Camide artık ibadet yapılmıyor, depo olarak kullanılıyordu.

Fakat bir gerçek daha vardı ki hem Rus donanmasına ait, hem de kara kuvvetlerine ait Rus askerleri Trabzon’u işgalin hemen ardından şehri talan edip değerli ne varsa kap kaçak camilerdeki halılar da dahil olmak üzere el koymuşlardı.

Hatta Akçaabat’taki tütün deposunu da yağmalayıp ele geçirdikleri tütün balyalarını Batum'a sevk edip  aralarında paylaşmışlardı.

Sosyal ve kültürel anlamda da bir yandan kentin tarihini araştırma görevini üstlenen Rusların her attığı adım bir hesaba dayanıyordu.

Buna rağmen, fetihten önce Trabzon imparatorlarının taç giydiği yer olarak kutsal sayılan bir mekânın hemen yeniden kiliseye (Ortahisar Fatih Camii) döndürülmemesi Rum cemaatinin de çok zoruna gidiyordu.

Rusların ve Rumların da ayrı ayrı hesapları vardı Trabzon adına...

Rum cemaati ve kilise mensupları bu durumu bir türlü kabul etmiyorlardı.

Kurdukları arkeoloji derneğinin üyelerinin de bulunduğu bir grup doğrudan Ortahisar Camii’nin içine girip tüm Trabzon'dan toplanan resmi evrak ve el yazması dahil tüm eserleri inceleyip el koymak istiyorlardı. Nitekim kalabalık bir grup halinde Fatih Camii’nde alıkonulan evrak ve diğer kültür varlıklarını elde etmek isteyen Rumların bu hareketi askeri güçle engellendi.

Rus araştırma heyetinin başındaki Uspenski çalışmalarının engellediğini belirtirken halen Hristiyanlarca kullanılan mevcut kiliselerine, Rumların incelemelerine izin vermediklerini raporlarında anlatıyordu.

Trabzon'da bulunan Türk-İslam el yazması eserler ve evraklar toplanıp incelenmek amacıyla Rusya'ya getirilmek üzere sandıklara doldurulurken faaliyette bulunan kendi dinlerinden ve mezheplerinden (ortodoks) olmalarına rağmen Rumlar inceleme yapmak üzere Rus araştırma ekibini kiliselerine sokmuyorlardı.

Bu durum Rus inceleme heyeti içinde bulunan Mimar Ressam N.B.Baklanov tarafından da Rumların faaliyette bulunan mabetlerine girip inceleme yapmalarına izin alamadıklarına dair yazdığı raporda belirtilmişti.

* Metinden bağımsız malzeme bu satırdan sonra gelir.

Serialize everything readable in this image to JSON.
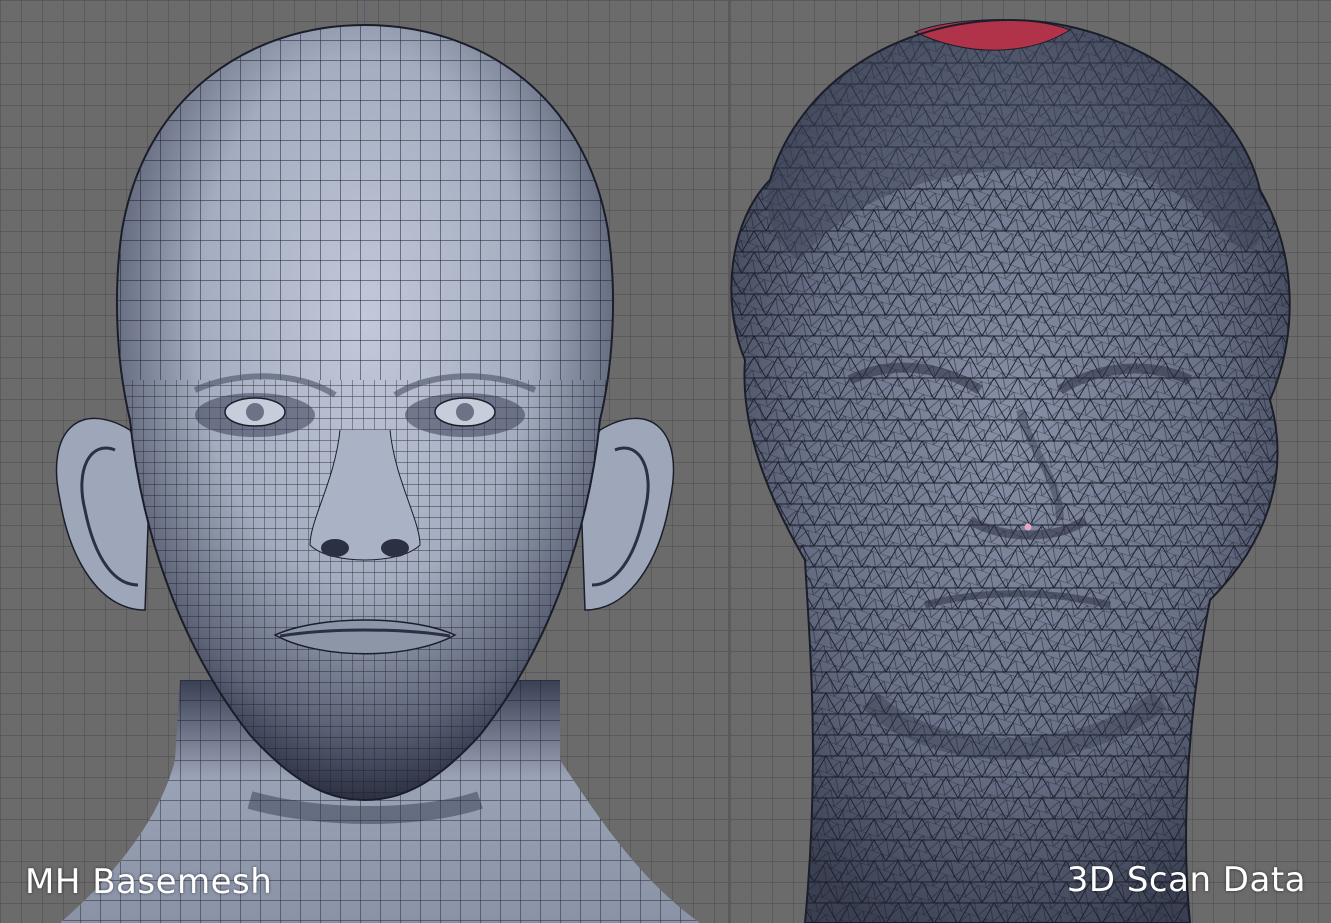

Muhacirlik esnasında malını mülkünü dükkânını terk edip gitmek zorunda kalan Trabzonluların yerlerine Rumlar ve Ermeniler el koymuştu.

Özellikle tapu ve ticari belgeler çok önemli idi.

Çünkü tarla, ev, ticarethaneler Rumlar tarafından sahiplenilmişti. Bunlar Rusların raporlarında mevcuttur.

Türklerin geri dönebileceğini düşünmeden yapılan bu hareketler karşılığında Rus araştırma heyeti Ortahisar Camii’nde toplanan evrak ve diğer kültür varlıklarını korumak adına önlem almasına rağmen pek de başarılı olamamıştır.

Oysa aynı yıllarda fetihten bu yana ibadete açık olan kiliselerde Rus heyetinin araştırma yapmasına Rum cemaat yetkilileri türlü mazeretlerle izin vermiyorlardı.

Bu arada 1914 yılında Osmanlı'nın İstanbul’daki Rus Arkeoloji Enstitüsü'ne el koyulmasını da bahane ederek barış yapıldığında Rusların el koyduğu el yazmaları ile İstanbul’da Türklerin elde ettiği el yazması ve koleksiyonların takas edilebileceği Rus Araştırma Heyeti Başkanı Prof. Dr. Fyodor İvanoviç Uspenski'nin raporlarında dile getirilmiştir.

Bu amaçla da hareket ettiklerini raporlarına yansıtmış olmaları ayrı bir düşünce olarak kayıtlara geçiyordu.

Bu arada Rum cemaati ileri gelenleri de, kiliseden camiye çevrilmiş yedi adet camide namaz kılmayı yasaklayan, Rus işgal kuvvetlerinin artık buraları kiliseye çevirebilirsiniz iznine rağmen temkinli davranarak savaşın nasıl sonuçlanacağını beklemişlerdir.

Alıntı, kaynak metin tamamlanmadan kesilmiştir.